`lvl_f_lo` and `Outputs-model_devi` show `nan` during dpgen2 run
Issue Description
Dear developer, I encountered an issue while running dpgen2, where the output of dpgen2 status shows lvl_f_lo as nan. Additionally, the Outputs-model_devi file contains nan values for all relevant fields. Below are the details:
1. dpgen2 status Output
100%|█████████████████████████████████████████████| 1/1 [00:00<00:00, 13.33it/s]

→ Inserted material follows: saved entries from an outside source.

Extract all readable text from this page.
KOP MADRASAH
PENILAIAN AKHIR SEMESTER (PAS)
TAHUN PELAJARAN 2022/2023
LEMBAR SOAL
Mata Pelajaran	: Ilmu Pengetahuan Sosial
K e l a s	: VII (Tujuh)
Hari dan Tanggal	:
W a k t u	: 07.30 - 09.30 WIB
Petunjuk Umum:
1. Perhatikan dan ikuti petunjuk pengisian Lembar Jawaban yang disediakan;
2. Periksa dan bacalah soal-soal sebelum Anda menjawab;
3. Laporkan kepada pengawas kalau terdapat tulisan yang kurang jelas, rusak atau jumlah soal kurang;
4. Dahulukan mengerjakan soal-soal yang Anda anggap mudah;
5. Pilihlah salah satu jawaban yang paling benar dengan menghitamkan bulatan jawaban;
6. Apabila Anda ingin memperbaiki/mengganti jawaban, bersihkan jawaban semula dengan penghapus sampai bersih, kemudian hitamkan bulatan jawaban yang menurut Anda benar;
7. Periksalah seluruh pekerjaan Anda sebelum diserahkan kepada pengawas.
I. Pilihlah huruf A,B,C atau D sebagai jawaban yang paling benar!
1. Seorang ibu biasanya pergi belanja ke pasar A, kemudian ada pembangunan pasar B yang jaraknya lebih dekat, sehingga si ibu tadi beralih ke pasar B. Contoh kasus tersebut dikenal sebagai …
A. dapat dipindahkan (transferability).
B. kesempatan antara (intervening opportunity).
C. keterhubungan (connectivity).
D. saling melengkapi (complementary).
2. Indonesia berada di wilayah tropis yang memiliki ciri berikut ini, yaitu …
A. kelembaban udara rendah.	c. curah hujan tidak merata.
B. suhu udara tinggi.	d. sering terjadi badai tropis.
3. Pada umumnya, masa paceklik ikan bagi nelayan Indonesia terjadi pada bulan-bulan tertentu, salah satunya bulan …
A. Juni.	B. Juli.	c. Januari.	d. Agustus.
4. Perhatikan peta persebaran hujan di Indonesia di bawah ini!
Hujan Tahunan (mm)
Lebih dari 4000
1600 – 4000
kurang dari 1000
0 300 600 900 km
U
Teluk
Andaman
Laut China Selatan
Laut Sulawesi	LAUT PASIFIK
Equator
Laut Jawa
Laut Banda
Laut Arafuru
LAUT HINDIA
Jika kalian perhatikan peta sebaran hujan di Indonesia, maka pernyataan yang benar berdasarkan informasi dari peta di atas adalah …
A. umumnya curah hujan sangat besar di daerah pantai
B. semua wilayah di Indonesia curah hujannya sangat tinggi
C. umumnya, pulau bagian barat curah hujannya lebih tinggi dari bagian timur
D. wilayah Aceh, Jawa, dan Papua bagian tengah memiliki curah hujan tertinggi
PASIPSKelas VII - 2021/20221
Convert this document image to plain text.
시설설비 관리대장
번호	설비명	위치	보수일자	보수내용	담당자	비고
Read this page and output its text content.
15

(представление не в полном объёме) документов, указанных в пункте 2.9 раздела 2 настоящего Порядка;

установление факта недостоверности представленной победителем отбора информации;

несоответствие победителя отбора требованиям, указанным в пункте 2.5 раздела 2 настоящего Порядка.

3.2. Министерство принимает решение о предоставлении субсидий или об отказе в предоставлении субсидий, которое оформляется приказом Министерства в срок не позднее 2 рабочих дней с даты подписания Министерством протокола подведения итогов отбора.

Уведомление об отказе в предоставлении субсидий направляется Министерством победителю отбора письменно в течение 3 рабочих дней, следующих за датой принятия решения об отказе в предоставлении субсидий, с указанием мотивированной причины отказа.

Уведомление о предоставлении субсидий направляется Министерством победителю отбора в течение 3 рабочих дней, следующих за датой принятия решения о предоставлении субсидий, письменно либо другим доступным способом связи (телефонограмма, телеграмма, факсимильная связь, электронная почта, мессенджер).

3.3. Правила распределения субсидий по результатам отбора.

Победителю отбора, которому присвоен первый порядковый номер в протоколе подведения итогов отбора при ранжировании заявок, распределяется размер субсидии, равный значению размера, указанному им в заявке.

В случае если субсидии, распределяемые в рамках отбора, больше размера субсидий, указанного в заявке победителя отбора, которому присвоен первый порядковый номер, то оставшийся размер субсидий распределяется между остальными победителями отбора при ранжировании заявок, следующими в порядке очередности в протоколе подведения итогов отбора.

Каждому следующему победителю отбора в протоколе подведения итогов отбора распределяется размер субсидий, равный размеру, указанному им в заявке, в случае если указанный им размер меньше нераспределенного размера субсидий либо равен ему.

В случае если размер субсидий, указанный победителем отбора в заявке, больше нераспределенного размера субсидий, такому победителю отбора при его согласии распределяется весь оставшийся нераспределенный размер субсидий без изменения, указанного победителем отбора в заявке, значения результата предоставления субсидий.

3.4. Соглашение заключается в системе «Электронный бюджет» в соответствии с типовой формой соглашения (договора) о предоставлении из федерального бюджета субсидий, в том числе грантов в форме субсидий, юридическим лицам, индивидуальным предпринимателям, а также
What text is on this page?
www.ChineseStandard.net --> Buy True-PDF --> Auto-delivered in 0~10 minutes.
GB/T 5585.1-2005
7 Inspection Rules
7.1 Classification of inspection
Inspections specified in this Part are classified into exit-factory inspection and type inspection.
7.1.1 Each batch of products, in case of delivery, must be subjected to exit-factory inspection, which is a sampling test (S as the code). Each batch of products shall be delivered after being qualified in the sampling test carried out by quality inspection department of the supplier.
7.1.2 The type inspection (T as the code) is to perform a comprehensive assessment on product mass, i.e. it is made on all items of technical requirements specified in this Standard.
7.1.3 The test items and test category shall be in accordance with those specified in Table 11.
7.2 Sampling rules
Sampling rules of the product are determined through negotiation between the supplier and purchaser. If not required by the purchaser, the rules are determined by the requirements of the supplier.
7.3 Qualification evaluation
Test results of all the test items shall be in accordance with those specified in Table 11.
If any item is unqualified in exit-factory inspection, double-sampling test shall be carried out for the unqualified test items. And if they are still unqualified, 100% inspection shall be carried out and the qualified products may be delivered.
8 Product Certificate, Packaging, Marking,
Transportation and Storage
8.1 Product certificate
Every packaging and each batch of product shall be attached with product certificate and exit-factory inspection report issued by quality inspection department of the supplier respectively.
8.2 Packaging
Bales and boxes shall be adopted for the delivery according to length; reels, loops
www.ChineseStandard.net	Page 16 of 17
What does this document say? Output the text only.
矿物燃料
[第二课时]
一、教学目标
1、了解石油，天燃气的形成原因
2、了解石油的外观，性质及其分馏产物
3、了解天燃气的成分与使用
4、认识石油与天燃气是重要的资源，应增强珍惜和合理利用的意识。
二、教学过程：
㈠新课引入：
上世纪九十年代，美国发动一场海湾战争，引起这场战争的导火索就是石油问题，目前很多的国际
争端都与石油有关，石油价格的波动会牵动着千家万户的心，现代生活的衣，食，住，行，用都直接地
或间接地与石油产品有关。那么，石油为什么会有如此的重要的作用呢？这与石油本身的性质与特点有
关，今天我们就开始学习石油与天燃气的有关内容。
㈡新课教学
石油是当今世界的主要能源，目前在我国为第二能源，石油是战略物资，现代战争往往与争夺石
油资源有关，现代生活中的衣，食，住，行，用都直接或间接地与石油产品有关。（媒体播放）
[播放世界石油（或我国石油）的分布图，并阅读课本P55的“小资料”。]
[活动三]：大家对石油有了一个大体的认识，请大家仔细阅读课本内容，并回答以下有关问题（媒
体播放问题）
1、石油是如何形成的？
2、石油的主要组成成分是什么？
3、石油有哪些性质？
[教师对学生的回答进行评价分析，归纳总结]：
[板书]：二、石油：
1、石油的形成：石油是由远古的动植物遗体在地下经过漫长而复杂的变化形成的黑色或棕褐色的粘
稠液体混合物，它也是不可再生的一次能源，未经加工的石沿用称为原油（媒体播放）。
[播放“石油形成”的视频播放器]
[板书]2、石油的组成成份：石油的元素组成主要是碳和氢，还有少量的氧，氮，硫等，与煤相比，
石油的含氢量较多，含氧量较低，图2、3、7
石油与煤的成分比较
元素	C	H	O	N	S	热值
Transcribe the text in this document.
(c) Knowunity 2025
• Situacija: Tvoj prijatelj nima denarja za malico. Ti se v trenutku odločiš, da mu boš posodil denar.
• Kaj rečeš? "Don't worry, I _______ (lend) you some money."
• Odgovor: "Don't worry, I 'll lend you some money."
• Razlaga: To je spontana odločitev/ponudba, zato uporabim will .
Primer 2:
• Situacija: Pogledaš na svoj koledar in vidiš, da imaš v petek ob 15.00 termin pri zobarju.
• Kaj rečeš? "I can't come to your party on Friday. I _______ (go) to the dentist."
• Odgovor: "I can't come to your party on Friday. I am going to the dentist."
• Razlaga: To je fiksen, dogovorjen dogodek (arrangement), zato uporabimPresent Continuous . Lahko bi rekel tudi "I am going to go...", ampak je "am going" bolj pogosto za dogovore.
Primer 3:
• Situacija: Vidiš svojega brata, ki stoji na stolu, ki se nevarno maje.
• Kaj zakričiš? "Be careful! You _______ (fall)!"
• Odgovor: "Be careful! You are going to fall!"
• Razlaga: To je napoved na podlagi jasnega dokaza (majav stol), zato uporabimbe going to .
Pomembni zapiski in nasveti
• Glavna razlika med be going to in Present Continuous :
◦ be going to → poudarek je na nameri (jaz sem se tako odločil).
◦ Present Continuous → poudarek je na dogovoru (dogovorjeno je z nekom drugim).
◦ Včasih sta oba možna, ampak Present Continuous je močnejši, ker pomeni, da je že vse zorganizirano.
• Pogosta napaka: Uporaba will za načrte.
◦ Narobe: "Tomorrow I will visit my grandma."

# stage id_stg. iter. accu. cand. fail. lvl_f_lo lvl_f_hi
# Stage 0 --------------------
0 0 0 0.7646 0.1323 0.1032 0.2118 0.5000
0 1 1 0.8519 0.1481 0.0000 nan 0.5000
0 2 2 0.8519 0.1481 0.0000 nan 0.5000
2. Checking Output Files
-
Outputs-traj: The file/iter-000001--run-lmp-group/Outputs-trajcontains valid data. Sample content:
ITEM: TIMESTEP
0
ITEM: NUMBER OF ATOMS
184
ITEM: BOX BOUNDS xy xz yz pp pp pp
...
-
Outputs-log: The log file also shows normal output:
LAMMPS (29 Aug 2024)
OMP_NUM_THREADS environment is not set. Defaulting to 1 thread. (src/comm.cpp:98)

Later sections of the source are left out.